What are the Implementations of Data Warehouse?

Data warehouses contain huge volumes of data. OLAP servers demand that decision support queries be acknowledged in the order of seconds. Thus, it is essential for data warehouse systems to provide highly effective cube computation techniques, access techniques, and query processing techniques.

Efficient Computation of Data Cubes

At the core of multidimensional data analysis is the efficient computation of aggregations across many sets of dimensions. In SQL terms, these aggregations are referred to as group-by’s. Each group-by can be represented by a cuboid, where the set of group-by’s forms a lattice of cuboids defining a data cube.

There are three choices for data cube materialization given a base cuboid −

  • No materialization − It does not precompute any of the “nonbase” cuboids. This leads to computing expensive multidimensional aggregates on the fly, which can be extremely slow.

  • Full materialization − It can Pre-compute all of the cuboids. The resulting lattice of computed cuboids is defined as the full cube. This choice typically requires huge amounts of memory space to store all of the precomputed cuboids.

  • Partial materialization − It can selectively calculate a proper subset of the whole set of possible cuboids. Alternatively, it can calculate a subset of the cube, which includes only those cells that satisfy some user-specified criterion, including where the tuple count of each cell is following some threshold.

Indexing OLAP Data

It can support efficient data accessing, some data warehouse systems provide index structures and materialized views (using cuboids). The bitmap indexing approaches is famous in OLAP products because it enables fast searching in data cubes. The bitmap index is an alternative representation of the record ID (RID) list.

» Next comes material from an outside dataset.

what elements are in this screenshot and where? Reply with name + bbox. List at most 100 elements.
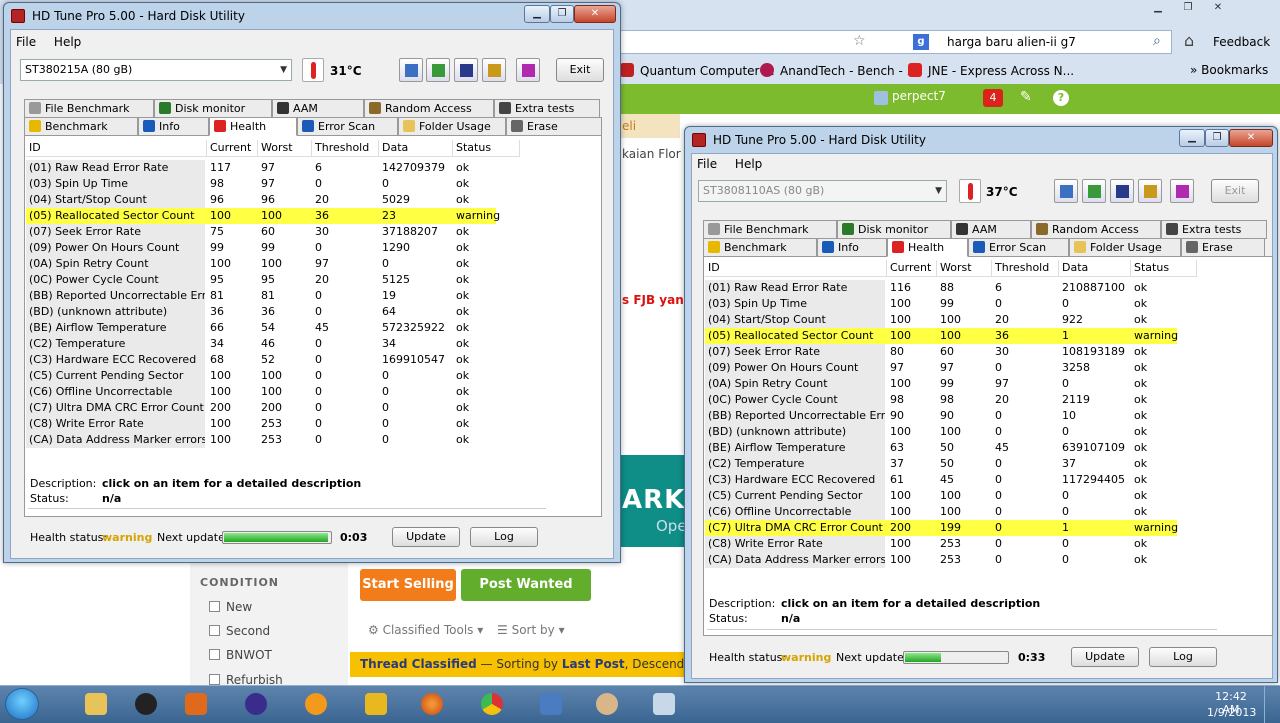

In the bitmap index for a given attribute, there is a distinct bit vector, Bv, for each value v in the domain of the attribute. If the domain of a given attribute includes n values, then n bits are required for each entry in the bitmap index (i.e., there are n bit vectors). If the attribute has the value v for a given row in the data table, then the bit defining that value is set to 1 in the corresponding row of the bitmap index. All other bits for that row are set to 0.

Efficient Processing of OLAP Queries

The goals of materializing cuboids and constructing OLAP index structures is to speed up query processing in data cubes.

  • Determine which operations should be performed on the available cuboids − This contains transforming some selection, projection, roll-up (group-by), and drill-down operations represented in the query into the corresponding SQL and/or OLAP operations. For instance, slicing and dicing a data cube can correspond to selection and projection operations on a materialized cuboid.

  • Determine to which materialized cuboid(s) the relevant operations should be applied − This contains identifying some materialized cuboids that can potentially be used to answer the query, pruning the following set using knowledge of “dominance” relationships between the cuboids, estimating the values of using the remaining materialized cuboids and choosing the cuboid with the minimum cost.